Windsurf is now Devin Desktop. What that means if you're searching for AI coding tools.
Cognition retired the Windsurf brand on June 2, 2026, relaunching the popular AI coding IDE as Devin Desktop with an Agent Command Center. If you've been searching for 'Windsurf', you're now looking for Devin Desktop — and the product has changed significantly.
25 June 2026
Cognition retired the Windsurf brand on June 2, 2026. The AI coding IDE that many developers had adopted as an alternative to Cursor is now Devin Desktop — same product, different name, substantially changed architecture.
If you’ve been researching AI coding tools and had Windsurf on your list, you’re now looking for Devin Desktop. The search terms have shifted overnight.
What actually changed
The rename isn’t cosmetic. Devin Desktop ships with an Agent Command Center as its default surface — a Kanban-style interface for managing local and cloud agents across sessions. Where Windsurf was primarily an AI-assisted code editor, Devin Desktop positions itself as a multi-agent orchestration environment with the editor as one component.

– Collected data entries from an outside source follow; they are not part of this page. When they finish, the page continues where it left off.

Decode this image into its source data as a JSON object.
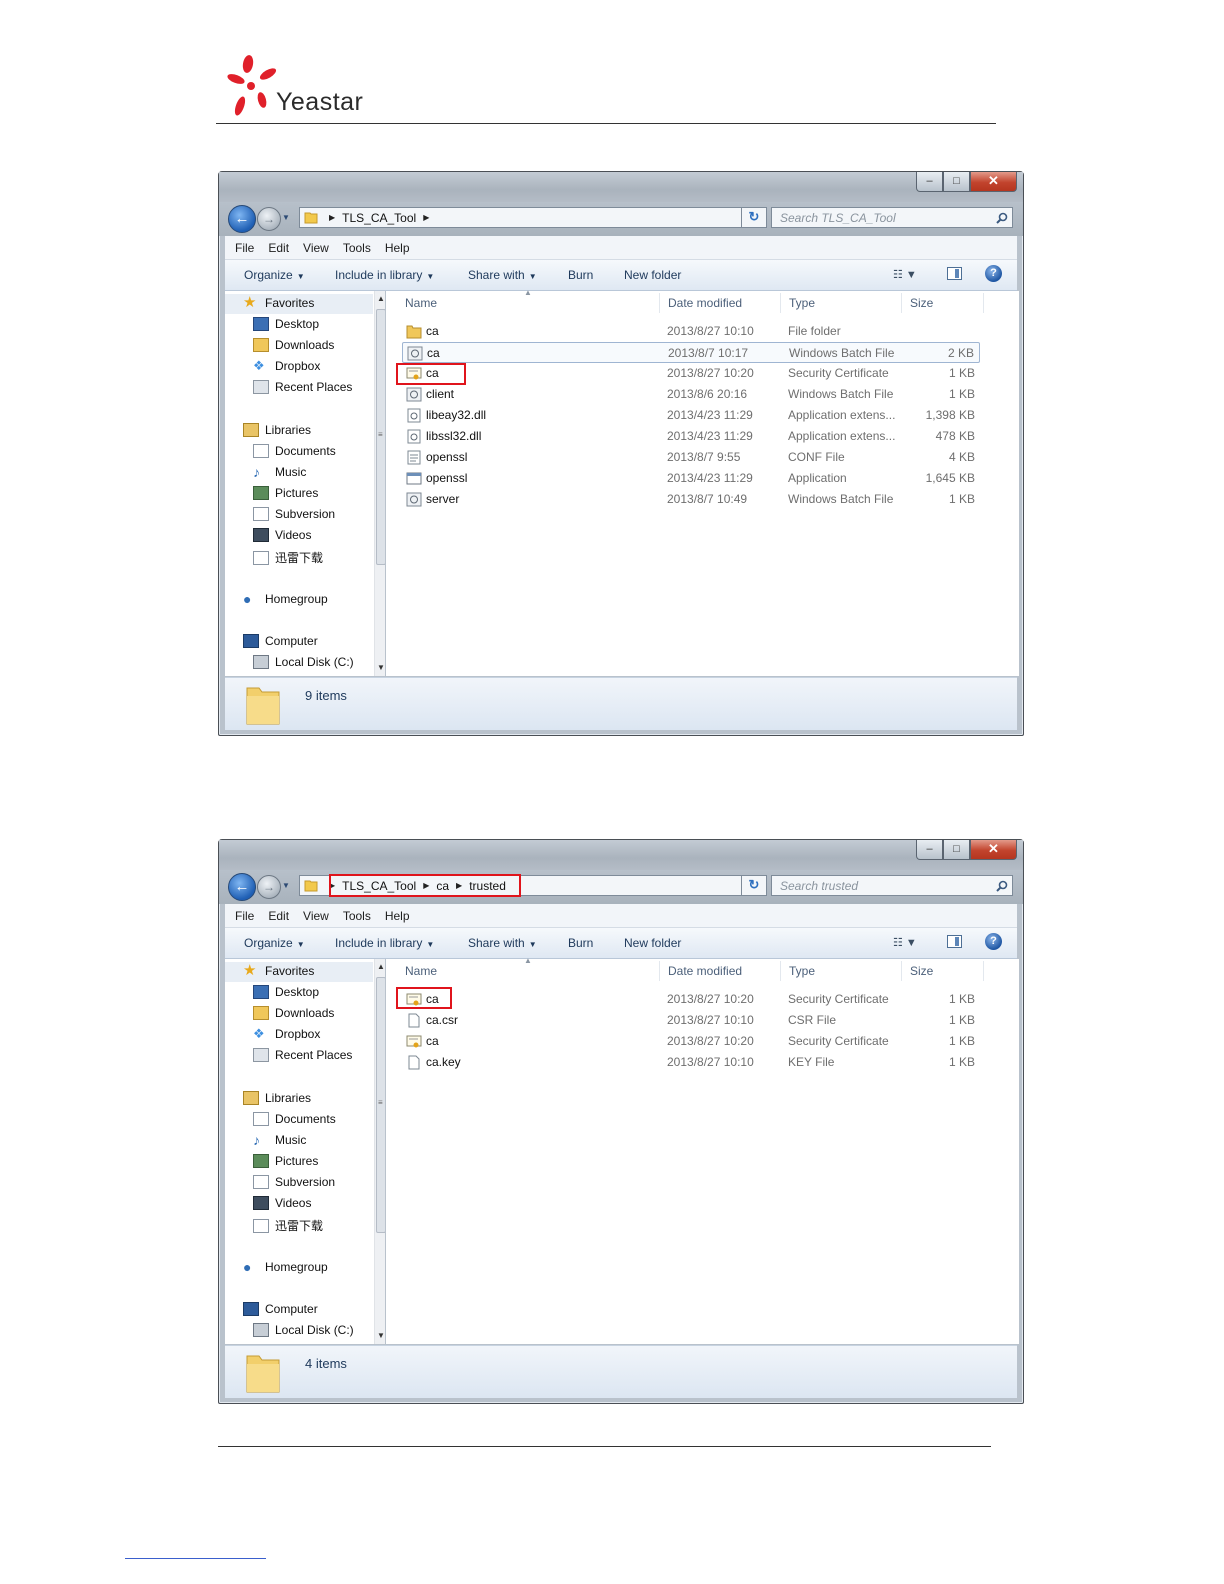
{
  "header": {
    "logo_text": "Yeastar"
  },
  "windows": [
    {
      "window_controls": {
        "minimize": "–",
        "maximize": "□",
        "close": "✕"
      },
      "breadcrumb": [
        "TLS_CA_Tool"
      ],
      "search_placeholder": "Search TLS_CA_Tool",
      "menu": [
        "File",
        "Edit",
        "View",
        "Tools",
        "Help"
      ],
      "commands": {
        "organize": "Organize",
        "include_in_library": "Include in library",
        "share_with": "Share with",
        "burn": "Burn",
        "new_folder": "New folder"
      },
      "nav": {
        "favorites": "Favorites",
        "favorites_items": [
          "Desktop",
          "Downloads",
          "Dropbox",
          "Recent Places"
        ],
        "libraries": "Libraries",
        "libraries_items": [
          "Documents",
          "Music",
          "Pictures",
          "Subversion",
          "Videos",
          "迅雷下载"
        ],
        "homegroup": "Homegroup",
        "computer": "Computer",
        "computer_items": [
          "Local Disk (C:)"
        ]
      },
      "columns": {
        "name": "Name",
        "date": "Date modified",
        "type": "Type",
        "size": "Size"
      },
      "files": [
        {
          "name": "ca",
          "date": "2013/8/27 10:10",
          "type": "File folder",
          "size": "",
          "icon": "folder-icon"
        },
        {
          "name": "ca",
          "date": "2013/8/7 10:17",
          "type": "Windows Batch File",
          "size": "2 KB",
          "icon": "batch-file-icon"
        },
        {
          "name": "ca",
          "date": "2013/8/27 10:20",
          "type": "Security Certificate",
          "size": "1 KB",
          "icon": "certificate-icon"
        },
        {
          "name": "client",
          "date": "2013/8/6 20:16",
          "type": "Windows Batch File",
          "size": "1 KB",
          "icon": "batch-file-icon"
        },
        {
          "name": "libeay32.dll",
          "date": "2013/4/23 11:29",
          "type": "Application extens...",
          "size": "1,398 KB",
          "icon": "dll-icon"
        },
        {
          "name": "libssl32.dll",
          "date": "2013/4/23 11:29",
          "type": "Application extens...",
          "size": "478 KB",
          "icon": "dll-icon"
        },
        {
          "name": "openssl",
          "date": "2013/8/7 9:55",
          "type": "CONF File",
          "size": "4 KB",
          "icon": "conf-file-icon"
        },
        {
          "name": "openssl",
          "date": "2013/4/23 11:29",
          "type": "Application",
          "size": "1,645 KB",
          "icon": "application-icon"
        },
        {
          "name": "server",
          "date": "2013/8/7 10:49",
          "type": "Windows Batch File",
          "size": "1 KB",
          "icon": "batch-file-icon"
        }
      ],
      "status": "9 items"
    },
    {
      "window_controls": {
        "minimize": "–",
        "maximize": "□",
        "close": "✕"
      },
      "breadcrumb": [
        "TLS_CA_Tool",
        "ca",
        "trusted"
      ],
      "search_placeholder": "Search trusted",
      "menu": [
        "File",
        "Edit",
        "View",
        "Tools",
        "Help"
      ],
      "commands": {
        "organize": "Organize",
        "include_in_library": "Include in library",
        "share_with": "Share with",
        "burn": "Burn",
        "new_folder": "New folder"
      },
      "nav": {
        "favorites": "Favorites",
        "favorites_items": [
          "Desktop",
          "Downloads",
          "Dropbox",
          "Recent Places"
        ],
        "libraries": "Libraries",
        "libraries_items": [
          "Documents",
          "Music",
          "Pictures",
          "Subversion",
          "Videos",
          "迅雷下载"
        ],
        "homegroup": "Homegroup",
        "computer": "Computer",
        "computer_items": [
          "Local Disk (C:)"
        ]
      },
      "columns": {
        "name": "Name",
        "date": "Date modified",
        "type": "Type",
        "size": "Size"
      },
      "files": [
        {
          "name": "ca",
          "date": "2013/8/27 10:20",
          "type": "Security Certificate",
          "size": "1 KB",
          "icon": "certificate-icon"
        },
        {
          "name": "ca.csr",
          "date": "2013/8/27 10:10",
          "type": "CSR File",
          "size": "1 KB",
          "icon": "blank-file-icon"
        },
        {
          "name": "ca",
          "date": "2013/8/27 10:20",
          "type": "Security Certificate",
          "size": "1 KB",
          "icon": "certificate-icon"
        },
        {
          "name": "ca.key",
          "date": "2013/8/27 10:10",
          "type": "KEY File",
          "size": "1 KB",
          "icon": "blank-file-icon"
        }
      ],
      "status": "4 items"
    }
  ]
}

The local coding agent has also changed. Cascade — which powered Windsurf — is end-of-life on July 1, 2026. Its replacement, Devin Local, is built in Rust and claims 30% better token efficiency. Existing users who opened the app after June 2 got the update automatically, with accounts, extensions, and keybindings intact.

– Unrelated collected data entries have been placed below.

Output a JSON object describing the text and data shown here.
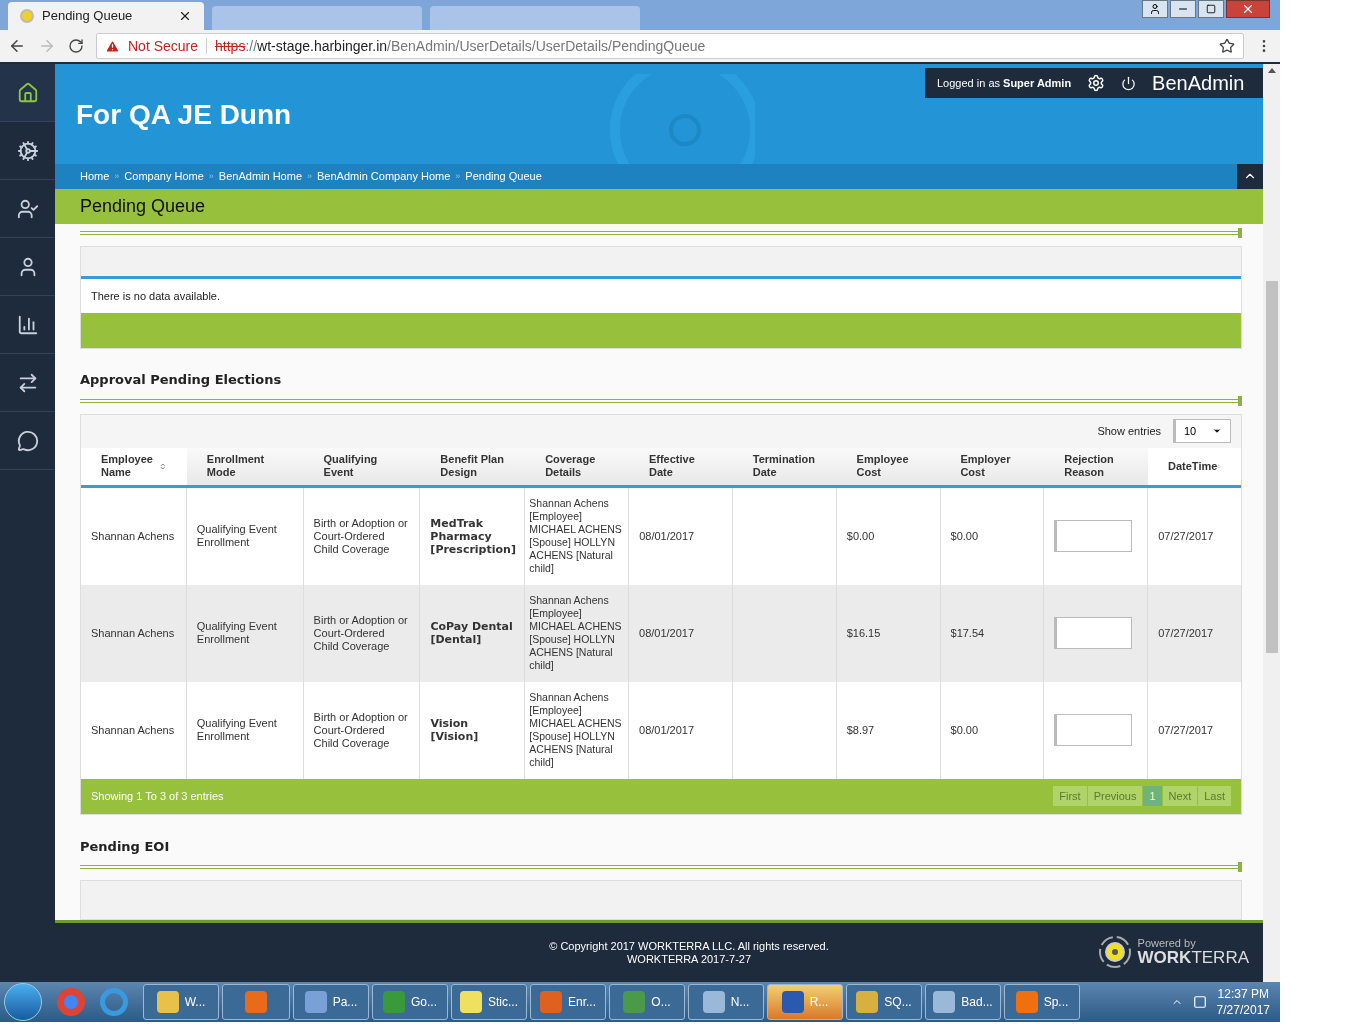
{
  "browser": {
    "tabs": [
      {
        "title": "Pending Queue",
        "selected": true
      },
      {
        "selected": false
      },
      {
        "selected": false
      }
    ],
    "security": "Not Secure",
    "scheme": "https",
    "separator": "://",
    "host": "wt-stage.harbinger.in",
    "path": "/BenAdmin/UserDetails/UserDetails/PendingQueue"
  },
  "sidebar": {
    "items": [
      {
        "selected": true
      },
      {
        "selected": false
      },
      {
        "selected": false
      },
      {
        "selected": false
      },
      {
        "selected": false
      },
      {
        "selected": false
      },
      {
        "selected": false
      }
    ]
  },
  "header": {
    "company": "For QA JE Dunn",
    "user_label": "Logged in as **Super Admin**",
    "app_name": "BenAdmin"
  },
  "breadcrumb_separator": "»",
  "breadcrumbs": [
    "Home",
    "Company Home",
    "BenAdmin Home",
    "BenAdmin Company Home",
    "Pending Queue"
  ],
  "page_title": "Pending Queue",
  "queue_panel": {
    "empty_message": "There is no data available."
  },
  "approval": {
    "title": "Approval Pending Elections",
    "show_entries_label": "Show entries",
    "page_size": "10",
    "columns": [
      {
        "label": "Employee Name",
        "sortable": true,
        "kind": "text"
      },
      {
        "label": "Enrollment Mode",
        "sortable": false,
        "kind": "text"
      },
      {
        "label": "Qualifying Event",
        "sortable": false,
        "kind": "text"
      },
      {
        "label": "Benefit Plan Design",
        "sortable": false,
        "kind": "bold"
      },
      {
        "label": "Coverage Details",
        "sortable": false,
        "kind": "text"
      },
      {
        "label": "Effective Date",
        "sortable": false,
        "kind": "text"
      },
      {
        "label": "Termination Date",
        "sortable": false,
        "kind": "text"
      },
      {
        "label": "Employee Cost",
        "sortable": false,
        "kind": "text"
      },
      {
        "label": "Employer Cost",
        "sortable": false,
        "kind": "text"
      },
      {
        "label": "Rejection Reason",
        "sortable": false,
        "kind": "input"
      },
      {
        "label": "DateTime",
        "sortable": true,
        "kind": "text"
      }
    ],
    "rows": [
      {
        "cells": [
          "Shannan Achens",
          "Qualifying Event Enrollment",
          "Birth or Adoption or Court-Ordered Child Coverage",
          "MedTrak Pharmacy [Prescription]",
          "Shannan Achens [Employee] MICHAEL ACHENS [Spouse] HOLLYN ACHENS [Natural child]",
          "08/01/2017",
          null,
          "$0.00",
          "$0.00",
          null,
          "07/27/2017"
        ]
      },
      {
        "cells": [
          "Shannan Achens",
          "Qualifying Event Enrollment",
          "Birth or Adoption or Court-Ordered Child Coverage",
          "CoPay Dental [Dental]",
          "Shannan Achens [Employee] MICHAEL ACHENS [Spouse] HOLLYN ACHENS [Natural child]",
          "08/01/2017",
          null,
          "$16.15",
          "$17.54",
          null,
          "07/27/2017"
        ]
      },
      {
        "cells": [
          "Shannan Achens",
          "Qualifying Event Enrollment",
          "Birth or Adoption or Court-Ordered Child Coverage",
          "Vision [Vision]",
          "Shannan Achens [Employee] MICHAEL ACHENS [Spouse] HOLLYN ACHENS [Natural child]",
          "08/01/2017",
          null,
          "$8.97",
          "$0.00",
          null,
          "07/27/2017"
        ]
      }
    ],
    "info": "Showing 1 To 3 of 3 entries",
    "pagination": [
      {
        "label": "First",
        "selected": false,
        "disabled": true
      },
      {
        "label": "Previous",
        "selected": false,
        "disabled": true
      },
      {
        "label": "1",
        "selected": true,
        "disabled": false
      },
      {
        "label": "Next",
        "selected": false,
        "disabled": true
      },
      {
        "label": "Last",
        "selected": false,
        "disabled": true
      }
    ]
  },
  "pending_eoi": {
    "title": "Pending EOI"
  },
  "footer": {
    "copyright": "© Copyright 2017 WORKTERRA LLC. All rights reserved.",
    "version": "WORKTERRA 2017-7-27",
    "powered_by": "Powered by",
    "brand": "**WORK**TERRA"
  },
  "taskbar": {
    "items": [
      {
        "label": "W...",
        "selected": false
      },
      {
        "selected": false
      },
      {
        "label": "Pa...",
        "selected": false
      },
      {
        "label": "Go...",
        "selected": false
      },
      {
        "label": "Stic...",
        "selected": false
      },
      {
        "label": "Enr...",
        "selected": false
      },
      {
        "label": "O...",
        "selected": false
      },
      {
        "label": "N...",
        "selected": false
      },
      {
        "label": "R...",
        "selected": true
      },
      {
        "label": "SQ...",
        "selected": false
      },
      {
        "label": "Bad...",
        "selected": false
      },
      {
        "label": "Sp...",
        "selected": false
      }
    ],
    "time": "12:37 PM",
    "date": "7/27/2017"
  }
}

The other significant addition is support for the Agent Client Protocol (ACP), an open-source standard that lets any compatible agent run inside any ACP-supporting editor. This matters because it signals where the market is heading: editors as agent runtimes, not just AI-augmented text editors.
Why this matters for commissioning decisions
The AI coding tools that development teams are using now shape how they approach building your product. A team using Devin Desktop in 2026 is working with persistent agent sessions, cross-session context sharing, and multi-agent workflows — not just tab autocomplete.

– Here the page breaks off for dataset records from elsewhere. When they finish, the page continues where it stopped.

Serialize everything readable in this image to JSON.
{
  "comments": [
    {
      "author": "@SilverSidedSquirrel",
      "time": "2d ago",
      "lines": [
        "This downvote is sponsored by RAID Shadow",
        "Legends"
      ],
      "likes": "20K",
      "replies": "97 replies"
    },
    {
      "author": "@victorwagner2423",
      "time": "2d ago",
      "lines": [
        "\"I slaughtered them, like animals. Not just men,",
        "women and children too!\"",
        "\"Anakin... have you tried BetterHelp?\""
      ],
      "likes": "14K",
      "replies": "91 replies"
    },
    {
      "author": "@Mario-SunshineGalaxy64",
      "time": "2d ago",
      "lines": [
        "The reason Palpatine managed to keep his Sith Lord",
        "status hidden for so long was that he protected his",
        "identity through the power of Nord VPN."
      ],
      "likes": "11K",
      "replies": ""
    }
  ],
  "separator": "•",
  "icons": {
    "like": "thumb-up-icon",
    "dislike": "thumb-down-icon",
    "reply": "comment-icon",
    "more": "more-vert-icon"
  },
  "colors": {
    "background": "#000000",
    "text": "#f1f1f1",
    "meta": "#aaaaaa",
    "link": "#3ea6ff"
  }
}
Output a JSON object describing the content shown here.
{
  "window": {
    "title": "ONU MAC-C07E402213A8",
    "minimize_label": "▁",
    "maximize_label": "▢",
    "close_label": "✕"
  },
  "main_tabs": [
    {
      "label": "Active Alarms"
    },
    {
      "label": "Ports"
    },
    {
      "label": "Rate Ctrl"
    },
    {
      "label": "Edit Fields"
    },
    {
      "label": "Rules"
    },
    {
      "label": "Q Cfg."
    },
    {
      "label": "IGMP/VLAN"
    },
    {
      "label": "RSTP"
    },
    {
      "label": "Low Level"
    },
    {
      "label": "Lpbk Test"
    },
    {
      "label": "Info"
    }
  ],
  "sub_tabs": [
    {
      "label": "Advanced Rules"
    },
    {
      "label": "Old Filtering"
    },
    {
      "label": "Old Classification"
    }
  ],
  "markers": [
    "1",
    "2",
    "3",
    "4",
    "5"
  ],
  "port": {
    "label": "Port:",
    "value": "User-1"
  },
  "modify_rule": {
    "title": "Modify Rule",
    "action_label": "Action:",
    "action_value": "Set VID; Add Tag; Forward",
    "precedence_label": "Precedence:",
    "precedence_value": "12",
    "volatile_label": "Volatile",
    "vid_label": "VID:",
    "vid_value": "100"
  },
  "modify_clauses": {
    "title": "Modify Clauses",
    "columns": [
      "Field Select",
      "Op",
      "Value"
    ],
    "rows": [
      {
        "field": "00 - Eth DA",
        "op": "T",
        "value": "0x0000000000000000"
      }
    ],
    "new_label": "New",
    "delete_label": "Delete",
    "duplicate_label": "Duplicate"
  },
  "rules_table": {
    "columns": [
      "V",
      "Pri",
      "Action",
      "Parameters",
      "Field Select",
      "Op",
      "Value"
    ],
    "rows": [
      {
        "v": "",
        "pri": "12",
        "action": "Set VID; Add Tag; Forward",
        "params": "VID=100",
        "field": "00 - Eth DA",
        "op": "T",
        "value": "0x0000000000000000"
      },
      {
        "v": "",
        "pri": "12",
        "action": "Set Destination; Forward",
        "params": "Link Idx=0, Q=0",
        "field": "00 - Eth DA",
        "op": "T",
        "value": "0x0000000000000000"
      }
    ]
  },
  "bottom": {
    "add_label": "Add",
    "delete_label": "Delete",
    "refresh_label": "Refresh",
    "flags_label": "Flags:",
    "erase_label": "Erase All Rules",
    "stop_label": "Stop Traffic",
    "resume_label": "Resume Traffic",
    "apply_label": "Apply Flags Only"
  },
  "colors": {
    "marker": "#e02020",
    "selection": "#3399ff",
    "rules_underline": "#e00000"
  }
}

This is the generation of tooling that’s driving the adoption statistics: 92% of US developers now use AI coding tools weekly, and 46% of all new code is AI-generated. The rename from Windsurf to Devin Desktop is a small signal of a bigger shift — individual AI assistants are being replaced by orchestrated agent systems.
For founders and product leads briefing a development team: it’s worth asking which generation of tooling they’re working with. Teams using 2025-era tools (autocomplete, basic chat) and teams using 2026-era agent orchestration are building at noticeably different speeds.